Here's the latest on the V8 Supercars from a sports writer in Australia, Mark Fogarty:


V8 Supercars puts international plans on hold


by Mark Fogarty, Motorsport writer

September 6, 2014 - V8 Supercars has put its international race aspirations on hold to consolidate at home while a new television deal is bedded down next year.


There will be no new events on the 2015 calendar, which is due to be announced on Friday at the Sandown 500, and again the V8s will not venture outside Australasia.
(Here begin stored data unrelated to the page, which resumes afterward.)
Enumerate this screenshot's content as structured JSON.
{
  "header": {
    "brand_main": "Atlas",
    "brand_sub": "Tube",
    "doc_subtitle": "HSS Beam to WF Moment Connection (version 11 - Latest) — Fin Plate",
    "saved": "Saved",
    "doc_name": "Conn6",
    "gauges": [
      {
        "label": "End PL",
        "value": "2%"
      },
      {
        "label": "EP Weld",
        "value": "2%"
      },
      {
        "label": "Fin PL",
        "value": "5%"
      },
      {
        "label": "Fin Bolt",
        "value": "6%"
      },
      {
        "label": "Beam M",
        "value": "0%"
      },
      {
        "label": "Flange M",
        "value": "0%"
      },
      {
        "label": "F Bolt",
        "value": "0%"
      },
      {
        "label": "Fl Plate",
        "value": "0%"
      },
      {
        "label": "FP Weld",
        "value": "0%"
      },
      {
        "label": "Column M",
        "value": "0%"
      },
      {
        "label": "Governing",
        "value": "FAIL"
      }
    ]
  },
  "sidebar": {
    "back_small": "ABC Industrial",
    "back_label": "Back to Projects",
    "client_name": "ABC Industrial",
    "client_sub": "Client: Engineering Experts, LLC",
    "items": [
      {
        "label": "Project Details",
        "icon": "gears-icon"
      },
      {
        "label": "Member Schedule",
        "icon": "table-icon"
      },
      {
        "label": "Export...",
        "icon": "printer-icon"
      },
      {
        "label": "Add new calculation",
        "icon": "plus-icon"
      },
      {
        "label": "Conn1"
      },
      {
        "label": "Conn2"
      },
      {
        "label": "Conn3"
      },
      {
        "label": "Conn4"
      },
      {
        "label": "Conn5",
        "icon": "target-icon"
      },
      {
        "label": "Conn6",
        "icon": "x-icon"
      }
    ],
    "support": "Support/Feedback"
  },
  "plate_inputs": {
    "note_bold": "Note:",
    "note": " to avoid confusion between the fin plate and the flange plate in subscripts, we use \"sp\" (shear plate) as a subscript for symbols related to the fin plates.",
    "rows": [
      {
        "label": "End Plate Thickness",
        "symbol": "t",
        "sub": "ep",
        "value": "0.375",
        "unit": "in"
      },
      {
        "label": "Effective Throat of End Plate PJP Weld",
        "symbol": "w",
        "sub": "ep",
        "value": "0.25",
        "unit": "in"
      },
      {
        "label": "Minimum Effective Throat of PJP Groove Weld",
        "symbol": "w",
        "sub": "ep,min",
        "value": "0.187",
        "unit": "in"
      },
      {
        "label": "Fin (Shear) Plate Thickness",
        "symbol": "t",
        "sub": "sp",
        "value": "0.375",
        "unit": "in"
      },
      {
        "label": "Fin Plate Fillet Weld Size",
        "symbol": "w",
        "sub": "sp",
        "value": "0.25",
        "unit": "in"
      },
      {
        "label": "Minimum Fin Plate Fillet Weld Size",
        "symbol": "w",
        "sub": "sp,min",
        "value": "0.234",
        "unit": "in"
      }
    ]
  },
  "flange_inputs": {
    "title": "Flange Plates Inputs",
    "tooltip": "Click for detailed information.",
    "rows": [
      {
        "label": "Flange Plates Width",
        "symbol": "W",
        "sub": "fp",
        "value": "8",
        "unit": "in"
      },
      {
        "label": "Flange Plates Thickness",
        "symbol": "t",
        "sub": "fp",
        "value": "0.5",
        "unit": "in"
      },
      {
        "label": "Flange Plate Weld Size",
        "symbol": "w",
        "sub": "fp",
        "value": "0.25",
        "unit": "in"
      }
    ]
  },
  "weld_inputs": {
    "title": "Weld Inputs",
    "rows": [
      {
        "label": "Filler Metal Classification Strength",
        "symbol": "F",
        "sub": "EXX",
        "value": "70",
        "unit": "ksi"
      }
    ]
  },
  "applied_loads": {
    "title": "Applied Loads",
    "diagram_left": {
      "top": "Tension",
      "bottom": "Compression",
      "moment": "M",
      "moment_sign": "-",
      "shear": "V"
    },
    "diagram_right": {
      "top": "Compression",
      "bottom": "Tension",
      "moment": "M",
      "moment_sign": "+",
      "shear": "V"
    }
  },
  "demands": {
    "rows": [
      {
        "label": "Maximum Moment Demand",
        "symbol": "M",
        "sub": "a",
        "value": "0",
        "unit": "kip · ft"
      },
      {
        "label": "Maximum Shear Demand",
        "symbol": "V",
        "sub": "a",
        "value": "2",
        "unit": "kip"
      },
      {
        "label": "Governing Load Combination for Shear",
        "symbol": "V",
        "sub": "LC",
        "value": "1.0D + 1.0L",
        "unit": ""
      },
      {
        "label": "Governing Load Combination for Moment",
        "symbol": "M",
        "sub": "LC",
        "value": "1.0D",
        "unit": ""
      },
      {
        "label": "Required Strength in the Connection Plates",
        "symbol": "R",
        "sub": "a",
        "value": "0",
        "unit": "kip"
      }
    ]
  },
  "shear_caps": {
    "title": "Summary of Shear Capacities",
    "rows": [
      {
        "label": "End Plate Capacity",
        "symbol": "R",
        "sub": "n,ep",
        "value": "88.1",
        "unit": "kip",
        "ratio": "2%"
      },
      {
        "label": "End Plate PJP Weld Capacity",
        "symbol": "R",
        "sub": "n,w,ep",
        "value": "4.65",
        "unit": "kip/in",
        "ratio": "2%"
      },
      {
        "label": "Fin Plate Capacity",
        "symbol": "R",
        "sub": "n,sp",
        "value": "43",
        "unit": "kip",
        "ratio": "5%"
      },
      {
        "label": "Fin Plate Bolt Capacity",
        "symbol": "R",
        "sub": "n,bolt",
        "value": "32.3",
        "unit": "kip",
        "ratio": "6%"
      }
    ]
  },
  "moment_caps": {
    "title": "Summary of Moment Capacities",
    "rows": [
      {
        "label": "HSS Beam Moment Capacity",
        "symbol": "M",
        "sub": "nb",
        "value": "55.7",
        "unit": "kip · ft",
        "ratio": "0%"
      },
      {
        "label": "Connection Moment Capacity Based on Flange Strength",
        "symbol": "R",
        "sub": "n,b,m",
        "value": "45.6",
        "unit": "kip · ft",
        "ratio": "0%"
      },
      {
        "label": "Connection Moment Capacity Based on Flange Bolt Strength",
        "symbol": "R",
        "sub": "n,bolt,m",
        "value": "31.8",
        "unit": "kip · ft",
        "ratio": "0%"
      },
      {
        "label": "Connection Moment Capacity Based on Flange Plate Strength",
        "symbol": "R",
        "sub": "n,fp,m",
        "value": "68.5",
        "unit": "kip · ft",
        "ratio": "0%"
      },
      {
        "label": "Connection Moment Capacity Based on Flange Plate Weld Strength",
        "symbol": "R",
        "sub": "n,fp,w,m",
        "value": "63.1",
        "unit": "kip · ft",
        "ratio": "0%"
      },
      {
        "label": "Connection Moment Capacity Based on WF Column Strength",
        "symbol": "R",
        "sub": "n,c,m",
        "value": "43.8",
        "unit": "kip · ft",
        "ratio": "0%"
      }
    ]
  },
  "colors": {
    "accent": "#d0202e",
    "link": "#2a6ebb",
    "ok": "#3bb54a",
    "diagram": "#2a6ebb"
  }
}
The only overseas event will be the annual visit to New Zealand after efforts to return to the US, where the series made a one-off appearance in 2013, were unsuccessful.


Initially, the V8s' appearance at the formula one Australian Grand Prix will again be listed as non-championship races, but with the alignment of free-to-air TV rights for F1 and V8s next year, there's a chance they could count for title points.

Sydney Motorsport Park is set to stay on the schedule in a bid to build a following after several years of coming and going.


As well as the Melbourne GP, Victoria will again host championship events at Winton, near Benalla, Phillip Island and the traditional Bathurst 1000 warm-up Sandown 500.


A 15-event V8 schedule including all the same tracks as this year – and mostly at the same time of the year – has been drafted with the new broadcast arrangement as the main consideration.


By retaining the same line-up of events next year, V8 chief executive James Warburton is concentrating on cementing heartland support in the first year of the new broadcast deal. Warburton has put efforts to secure new international events on hold until 2016 and will restrict future foreign forays to Asia.


Previous agreements to race in Bahrain and Abu Dhabi were ended early and a five-year contract with the Circuit of the Americas formula one track outside Austin, Texas, has been terminated after just one appearance by the V8s in 2013.


Although worth millions of dollars in sanction fees, the events in the Middle East and America were uneconomic for the promoters.


Whether V8 Supercars will have any more appeal in the near-Asia region is also debatable, but there is reportedly interest among new tracks and the time zones would be more suitable for Australian TV.


The 2015 V8 calendar will include a return to Sydney Motorsport Park, which has not been an annual stop in recent years, and the retention of Queensland Raceway even though it doesn't comply with safety standards for major championship events.


V8 Supercars is willing to fund upgrades to regain the Ipswich track's Confederation of Australian Motorsport safety licence to keep the Queensland government-supported event on the calendar.


V8's contract with the Newman administration runs until 2016, after which the sport is looking to switch the event to a proposed circuit alongside the new Toowoomba airport.


The only potential major change to the calendar is the V8 support races at the F1 Australian Grand Prix at Albert Park from March 13-15 gaining championship status.